The result of which is:

InvestmentResults(
    portfolio_return=0.10000000000000009,
    portfolio_risk=0.022360679774997897,
    simulation_mean=[1.0, 1.0995099544525146, 1.210924506187439, 1.3327478170394897, 1.4653383493423462,
                     1.6140620708465576, 1.7742526531219482, 1.9512927532196045, 2.1460065841674805,
                     2.357496976852417, 2.5915284156799316],
    simulation_std=[0.0, 0.024642884731292725, 0.039426639676094055, 0.052822574973106384, 0.06663929671049118,
                   0.08260171860456467, 0.10066824406385422, 0.11744718253612518, 0.13588516414165497,
                   0.1578415483236313, 0.18211820721626282],
    goal=2.5,
    probability=0.6923691357161944,
    additional_savings=-0.0)

Where the person has approximately 70% probability of achieving their investment goal, and doesn't require any additional savings to improve their likelihood above 50%.

Contribution Functions

The simulation has the ability to add annual contributions to the portfolio uniformly across simulations. The contribution function should take the time step as an input and return a contribution amount. For example a function could be defined as:

def continuous_contributions(
    initial_contribution: float,
    contribution_growth: float = 0.0
) -> Callable[[int], float]:
    def inner(step: int) -> float:
        return initial_contribution *  (1 +contribution_growth) ** step

    return inner

Where a functioncontinuous_contributions is defined as the default contributions function. Such that there is the initial_contribution added to to a portfolio in the simulation which grows annually at a rate of contributuion_growth compounded by the step.


Allocations Optimisation

The library also offers the ability to optimise the allocations of a portfolio, determining the weightings of assets that provide the highest return for the lowest risk. This follows the concept of the Efficient Portfolio Frontier by generating a series of random portfolios to build the curve, then maximising for the portfolio with the highest Sharpe Ratio.
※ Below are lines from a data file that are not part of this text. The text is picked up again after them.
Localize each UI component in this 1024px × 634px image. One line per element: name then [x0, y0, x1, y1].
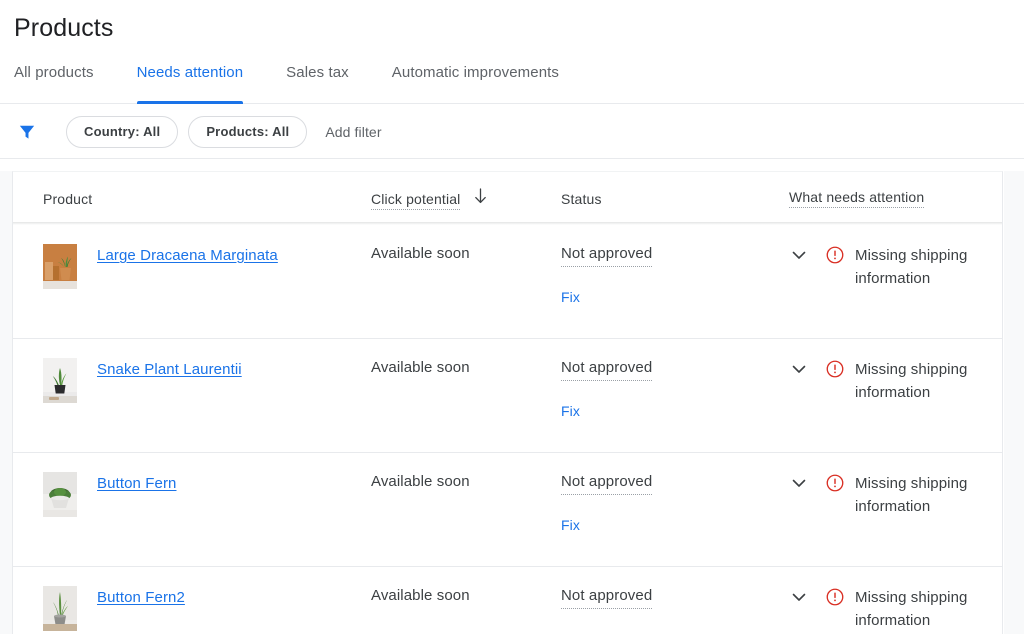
click-potential-cell: Available soon: [371, 225, 561, 264]
attention-cell: Missing shipping information: [789, 453, 1003, 518]
status-cell: Not approved Fix: [561, 339, 789, 419]
click-potential-cell: Available soon: [371, 453, 561, 492]
tab-label: Automatic improvements: [392, 64, 559, 81]
tab-label: Needs attention: [137, 64, 244, 81]
sort-descending-icon[interactable]: [473, 188, 488, 208]
attention-cell: Missing shipping information: [789, 339, 1003, 404]
chevron-down-icon[interactable]: [789, 587, 809, 607]
table-row[interactable]: Button Fern Available soon Not approved …: [13, 453, 1002, 567]
page-background-right: [1004, 171, 1024, 634]
attention-text: Missing shipping information: [855, 358, 1003, 404]
error-circle-icon: [826, 360, 844, 378]
table-row[interactable]: Large Dracaena Marginata Available soon …: [13, 225, 1002, 339]
attention-text: Missing shipping information: [855, 472, 1003, 518]
click-potential-cell: Available soon: [371, 567, 561, 606]
error-circle-icon: [826, 588, 844, 606]
status-cell: Not approved Fix: [561, 567, 789, 634]
error-circle-icon: [826, 474, 844, 492]
status-badge[interactable]: Not approved: [561, 358, 652, 381]
tab-label: Sales tax: [286, 64, 349, 81]
column-header-label: Click potential: [371, 191, 460, 210]
tab-bar: All products Needs attention Sales tax A…: [0, 58, 1024, 104]
tab-needs-attention[interactable]: Needs attention: [124, 58, 257, 104]
button-fern-thumbnail: [43, 472, 77, 517]
attention-text: Missing shipping information: [855, 244, 1003, 290]
plant-terracotta-thumbnail: [43, 244, 77, 289]
page-title: Products: [0, 0, 1024, 44]
status-cell: Not approved Fix: [561, 225, 789, 305]
products-table: Product Click potential Status What need…: [12, 171, 1003, 634]
product-cell: Button Fern: [13, 453, 371, 517]
filter-bar: Country: All Products: All Add filter: [0, 104, 1024, 159]
chevron-down-icon[interactable]: [789, 245, 809, 265]
chevron-down-icon[interactable]: [789, 359, 809, 379]
snake-plant-thumbnail: [43, 358, 77, 403]
product-link[interactable]: Button Fern: [97, 472, 176, 494]
column-header-attention[interactable]: What needs attention: [789, 189, 1003, 208]
column-header-status: Status: [561, 191, 789, 207]
click-potential-cell: Available soon: [371, 339, 561, 378]
filter-chip-label: Country: All: [84, 124, 160, 139]
product-link[interactable]: Snake Plant Laurentii: [97, 358, 242, 380]
product-link[interactable]: Large Dracaena Marginata: [97, 244, 278, 266]
status-badge[interactable]: Not approved: [561, 472, 652, 495]
tab-all-products[interactable]: All products: [14, 58, 107, 104]
filter-chip-label: Products: All: [206, 124, 289, 139]
add-filter-button[interactable]: Add filter: [325, 124, 381, 140]
attention-cell: Missing shipping information: [789, 225, 1003, 290]
attention-cell: Missing shipping information: [789, 567, 1003, 632]
fix-link[interactable]: Fix: [561, 403, 789, 419]
button-fern2-thumbnail: [43, 586, 77, 631]
product-cell: Large Dracaena Marginata: [13, 225, 371, 289]
tab-sales-tax[interactable]: Sales tax: [273, 58, 362, 104]
column-header-label: What needs attention: [789, 189, 924, 208]
product-link[interactable]: Button Fern2: [97, 586, 185, 608]
attention-text: Missing shipping information: [855, 586, 1003, 632]
status-badge[interactable]: Not approved: [561, 244, 652, 267]
filter-chip-products[interactable]: Products: All: [188, 116, 307, 148]
table-row[interactable]: Button Fern2 Available soon Not approved…: [13, 567, 1002, 634]
table-header-row: Product Click potential Status What need…: [13, 172, 1002, 225]
product-cell: Button Fern2: [13, 567, 371, 631]
fix-link[interactable]: Fix: [561, 517, 789, 533]
funnel-icon[interactable]: [16, 121, 38, 143]
status-badge[interactable]: Not approved: [561, 586, 652, 609]
table-row[interactable]: Snake Plant Laurentii Available soon Not…: [13, 339, 1002, 453]
page-background-left: [0, 171, 12, 634]
tab-automatic-improvements[interactable]: Automatic improvements: [379, 58, 572, 104]
column-header-product: Product: [13, 191, 371, 207]
column-header-click-potential[interactable]: Click potential: [371, 188, 561, 210]
error-circle-icon: [826, 246, 844, 264]
product-cell: Snake Plant Laurentii: [13, 339, 371, 403]
fix-link[interactable]: Fix: [561, 289, 789, 305]
tab-label: All products: [14, 64, 94, 81]
status-cell: Not approved Fix: [561, 453, 789, 533]
filter-chip-country[interactable]: Country: All: [66, 116, 178, 148]
chevron-down-icon[interactable]: [789, 473, 809, 493]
from investment_simulator.allocations import allocations_simulation

annual_returns = [0.1, 0.1]
covariance = [[0.001, 0.000], [0.000, 0.001]]
simulations = 10

allocations_simulation(annual_returns, covariance, simulations)

The result is a Value Object(Frozen Data Class) containing the portfolio with the highest sharpe ratio score.

AllocationResults(
    sharpe_ratio=4.020794467140073,
    annual_return=0.10000000000000009,
    risk=0.022383636053900476,
    weights=[0.52266234, 0.47733766]
)

Maintainers

@SidGanesan


Contributing

Please contribute! Look at the issues.

Development

Dependencies managed using poetry and can be installed using poetry install

Git Hooks

This repository uses git hooks for; formatting using black, debug checks, and running tests. This will auto format any commits to a forced styling using black, check for debug statements, and block commits where tests fail. Pre Commit can be run using pre-commit run --all-files in terminal to check your changes before committing if preferred.

Tests

Testing is done in pytest and can be initiated using:

poetry run python -m pytest -v

Done

  • Monte Carlo simulation for an portfolio based on asset weightings and returns.
  • Portfolio Simulation for optimal asset allocations
  • Back solving probabilities of achieving a fixed goal.
  • Git hooks for; formatting using black, debug checks, and running tests.
  • Tax calculation and input to better model income based contribution functions.

Todo

  • Test Coverage
  • More contribution functions to support usage.
  • Actuarial based formulae and functions for modeling investments.